On Sat, 22 Aug 1998, Mike Leber wrote:
If your split isn't 50/50 (in other words settlement free) I guarantee anybody with half a brain will balance out their traffic by hosting the correct type of applications so that you owe them money.
Of course if everybody does this, then the traffic will balance out. Seems to be a good thing to create the incentive, no?
In fact, TRANSACTION BASED SETTLEMENTS ENCOURAGE WASTE to the point where it should be obvious to the casual observer that anybody reasonably informed would never suggest them.
Then I must be unreasonably informed because I think that some form of exchanging money to even out imbalances would give providers more choice.
No, I think your just missing his point, whether deliberately or not... The point was that althoug the traffic flows would appear balanced, they would be artificially balanced by wasteful automatons asking for or delivering traffic with no benefit just for the sake of consuming bandwidth in the opposite direction in order to balance assymetry.
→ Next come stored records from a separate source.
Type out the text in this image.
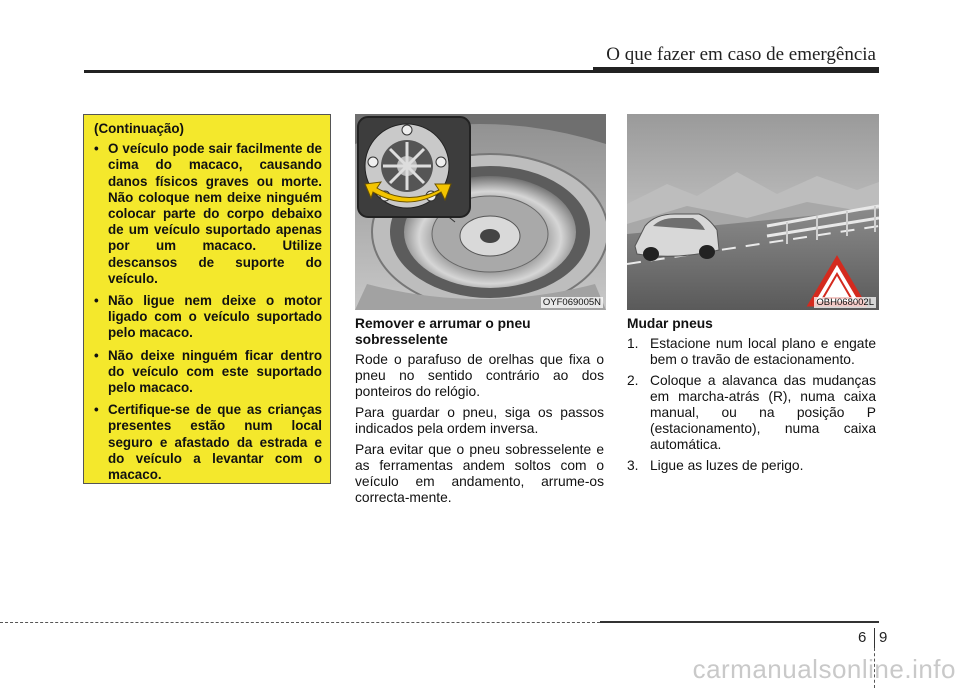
O que fazer em caso de emergência
(Continuação)
• O veículo pode sair facilmente de cima do macaco, causando danos físicos graves ou morte. Não coloque nem deixe ninguém colocar parte do corpo debaixo de um veículo suportado apenas por um macaco. Utilize descansos de suporte do veículo.
• Não ligue nem deixe o motor ligado com o veículo suportado pelo macaco.
• Não deixe ninguém ficar dentro do veículo com este suportado pelo macaco.
• Certifique-se de que as crianças presentes estão num local seguro e afastado da estrada e do veículo a levantar com o macaco.
OYF069005N	OBH068002L
Remover e arrumar o pneu sobresselente

Rode o parafuso de orelhas que fixa o pneu no sentido contrário ao dos ponteiros do relógio.

Para guardar o pneu, siga os passos indicados pela ordem inversa.

Para evitar que o pneu sobresselente e as ferramentas andem soltos com o veículo em andamento, arrume-os correcta-mente.

Mudar pneus
1. Estacione num local plano e engate bem o travão de estacionamento.
2. Coloque a alavanca das mudanças em marcha-atrás (R), numa caixa manual, ou na posição P (estacionamento), numa caixa automática.
3. Ligue as luzes de perigo.
6 9
carmanualsonline.info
The factors that are the cause of the inherent problem with transactions based settlements are:
1) Either party can end up paying. 2) Transactions are generated by machines. 3) Machines can generate transactions which are either positive flow or negative flow. (web servers vs web crawlers as two simplistic examples).
OK. So now you've convinced us that network traffic shres a number of characteristics with electric power distribution. Yet the power companies seem to manage quite well with settlements. I wouldn't want to slavishly imitate their system any more than I want to slavishly imitate the long distance telcos. But these things can be made to work.
There's a difference. Power is inherently a one-way flow, and whichever way it is flowing obviously has a TO is purchasing from FROM value system built in. This is not inherently true in IP traffic, and so the model doesn't work as well.
Oh, and before anybody comes up with a simplistic (and flawed) rebuttal such as banning the large web crawlers from settlements, there are plenty of other legitimate automated methods of getting flows in either direction.
They aren't legitimate if the sole purpose of the method is to create traffic; that would be fraud. A webcrawler would be fine if it was for a search engine but not if you just ran it and discarded the data.
It's not fraud if you create real traffic. It's only fraud if you claim traffic that didn't exist. Reread the legal definition of fraud.